What Is a Splice?
Have you noticed what looks like a seam in your fabric, binding or welting? Don’t worry — this is totally normal. The seam created where two pieces of material are joined together is what’s known as a splice. There are plenty of reasons a manufacturer would put a splice in any given length of material. We’re here to explain how and why.
From left to right: the underside of a splice in vinyl binding, the right side of a splice in vinyl binding, the underside of a splice in acrylic binding, and the right side of a splice in acrylic binding.
Splices in Fabric
Finding a splice in yards of fabric is rare, but it is more common in certain types of fabrics than others. For example, foam backed headliner from brands like Morbern® are known for having splices in the vinyl. In order to work around these splices, we recommend ordering up to 20% more material than you think you’ll need.
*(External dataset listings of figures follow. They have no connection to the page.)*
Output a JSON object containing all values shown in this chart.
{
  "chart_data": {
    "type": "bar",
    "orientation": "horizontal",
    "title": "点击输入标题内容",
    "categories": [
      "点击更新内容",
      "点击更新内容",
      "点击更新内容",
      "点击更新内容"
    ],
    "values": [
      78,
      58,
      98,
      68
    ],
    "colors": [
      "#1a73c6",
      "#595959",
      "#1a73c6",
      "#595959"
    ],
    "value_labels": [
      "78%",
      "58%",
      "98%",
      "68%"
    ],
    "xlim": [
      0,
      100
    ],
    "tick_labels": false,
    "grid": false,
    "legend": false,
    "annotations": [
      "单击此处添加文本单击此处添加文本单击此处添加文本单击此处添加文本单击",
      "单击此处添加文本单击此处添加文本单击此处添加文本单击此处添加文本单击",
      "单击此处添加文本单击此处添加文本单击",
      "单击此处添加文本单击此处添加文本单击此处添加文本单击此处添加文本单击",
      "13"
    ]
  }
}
Splices in Bias-Cut Binding & Welting
When it comes to binding and welting, splices are inevitable. Both types of trim are made from bias-cut fabric. This means that, rather than cutting straight up the length of the fabric to create the trim, a manufacturer cuts the fabric into strips at a 45 degree angle, diagonally across the fabric. Because this results in shorter lengths of fabric, the pieces must be sewn together into a continuous strip to get the highest yard yield. Frequent splices are to be expected in any quantity of binding or welting.
This diagram shows how fabric is cut on the bias, and how those strips are joined in a splice to create a continuous piece of fabric.